Citi testing reverse mortgage backed deal

Bernard Kellerman

Josh Funder

Australian non-bank lender Household Capital Pty Ltd has mandated Citi to market a potential AUD-denominated reverse mortgage securitisation deal. 

The targeted issue size is A$249 million, although this can be increased "subject to investor interest" in the first ever securitisation from reverse mortgage specialist Household Capital. 

If successful, the transaction will build on the $600 million in wholesale debt funding raised by Household Capital one year ago from IFM Investors, Citi and Pacific Equity Partners.

The amount likely to be raised, however, remains well short of the $1 billion-plus securitisation program mooted by Josh Funder, Household Capital founder and managing director.  

Funder told Banking Day last year that his company's loan portfolio was growing at 50 per cent annually, and raising up to $10 billion of funding in coming years was possible. 

The collateral pool backing the deal – 905 loans with a total current balance of almost $209 –   represents a little over half of Household Capital's reverse mortgage portfolio, which stood at $417 million by June 2024, according to a Moody's pre-sale note.

Nevertheless, if the deal is successful, it will be the largest Australian reverse mortgage securitisation since Heartland Bank’s Australian arm launched a $142 million program in September 2020.

Household Capital was founded in 2017 and started originating loans in 2019.

Notably, Moody's Ratings has not rated a reverse mortgage securitisation deal in Australia. It did, however, assign provisional ratings to the two tranches of notes backed by a pool of reverse mortgages originated by Household Capital.

The notes that will be issued as the Household Capital 2024-1 RMBS Trust will be rated as follows:
•    $212.0 million Class A Notes, Assigned (P)Aa3 (sf)
•    $37.0 million Class B Notes, Assigned (P)A2 (sf)
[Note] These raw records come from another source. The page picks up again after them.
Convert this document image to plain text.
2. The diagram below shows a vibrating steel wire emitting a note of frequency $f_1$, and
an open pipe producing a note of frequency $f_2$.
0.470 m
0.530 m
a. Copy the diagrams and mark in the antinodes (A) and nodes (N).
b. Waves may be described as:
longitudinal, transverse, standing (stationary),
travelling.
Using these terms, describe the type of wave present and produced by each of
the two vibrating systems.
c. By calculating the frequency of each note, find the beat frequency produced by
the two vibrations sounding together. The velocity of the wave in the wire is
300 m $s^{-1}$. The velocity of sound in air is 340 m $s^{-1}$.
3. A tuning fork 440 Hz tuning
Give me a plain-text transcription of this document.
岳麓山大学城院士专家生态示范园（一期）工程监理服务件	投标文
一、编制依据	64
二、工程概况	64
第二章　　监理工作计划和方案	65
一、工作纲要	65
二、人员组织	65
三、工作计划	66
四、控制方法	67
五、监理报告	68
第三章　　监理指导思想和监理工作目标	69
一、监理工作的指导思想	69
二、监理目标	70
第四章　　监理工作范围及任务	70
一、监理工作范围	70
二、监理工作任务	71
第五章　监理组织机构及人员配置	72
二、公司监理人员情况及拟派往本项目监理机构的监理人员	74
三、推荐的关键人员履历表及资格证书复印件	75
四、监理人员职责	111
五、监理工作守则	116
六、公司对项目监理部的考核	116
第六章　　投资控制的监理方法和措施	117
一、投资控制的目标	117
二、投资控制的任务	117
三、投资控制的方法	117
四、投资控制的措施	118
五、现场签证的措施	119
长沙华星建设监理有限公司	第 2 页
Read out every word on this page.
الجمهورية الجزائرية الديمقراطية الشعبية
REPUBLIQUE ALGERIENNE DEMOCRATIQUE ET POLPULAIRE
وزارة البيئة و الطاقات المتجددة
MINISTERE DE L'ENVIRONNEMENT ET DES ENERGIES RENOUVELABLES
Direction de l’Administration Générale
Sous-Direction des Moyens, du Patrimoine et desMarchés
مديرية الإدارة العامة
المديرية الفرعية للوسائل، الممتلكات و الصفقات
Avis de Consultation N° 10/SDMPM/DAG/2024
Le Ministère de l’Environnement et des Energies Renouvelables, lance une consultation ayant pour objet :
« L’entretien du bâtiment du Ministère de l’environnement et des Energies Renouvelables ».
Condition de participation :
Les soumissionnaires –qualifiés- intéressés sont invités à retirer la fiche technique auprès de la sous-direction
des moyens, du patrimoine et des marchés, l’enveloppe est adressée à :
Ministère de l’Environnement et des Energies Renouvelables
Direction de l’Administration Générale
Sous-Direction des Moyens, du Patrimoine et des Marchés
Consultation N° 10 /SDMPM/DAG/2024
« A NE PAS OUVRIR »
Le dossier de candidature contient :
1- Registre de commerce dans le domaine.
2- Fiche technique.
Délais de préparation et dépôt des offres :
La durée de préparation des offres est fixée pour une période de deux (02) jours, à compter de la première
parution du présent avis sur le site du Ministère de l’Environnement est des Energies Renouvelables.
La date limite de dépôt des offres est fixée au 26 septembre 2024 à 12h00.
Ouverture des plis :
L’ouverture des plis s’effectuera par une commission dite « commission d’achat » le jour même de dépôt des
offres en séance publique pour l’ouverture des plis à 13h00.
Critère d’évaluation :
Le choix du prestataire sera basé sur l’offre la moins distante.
Moody's reported that this transaction benefits from various credit strengths such as the portfolio's low weighted average loan to value of 24.0 per cent. 

"There is also no reliance on borrower credit quality, given reverse mortgages do not require ongoing payments of interest or principal by the borrower," Moody's stated. 

Among the credit weaknesses highlighted by Moody's were that Household Capital is a relatively new originator, with historical discharge data only available from 2019, as well as the irregular timing of asset cashflows. That is, reverse mortgage loans do not redeem until after the death or morbidity event (for example, moving into long-term care) of the borrower, or when a borrower moves out of the property or chooses to make a prepayment. 

Other key pool features:
•    The portfolio has a weighted average LTV of 24.0 per cent, and a weighted average seasoning of just 24.3 months.
•    Borrowers in the portfolio have a weighted average age of 75 years, with ages ranging from 60 to 97 years.
•    Approximately 50.1 per cent of the loans in the portfolio are joint accounts, 49.2 per cent are single borrowers and 0.7 per cent are in the liquidation process following borrowers' mortality events.

The arranger and sole lead manager is Citi.
In a note to its wholesale investor clients, Citi gave pricing guidance in the order of 225 basis points and 325 bps over 3-month BBSW for the Class A Notes and Class B-notes, respectively.

The transaction is expected to price as early as Thursday 11 July 2024.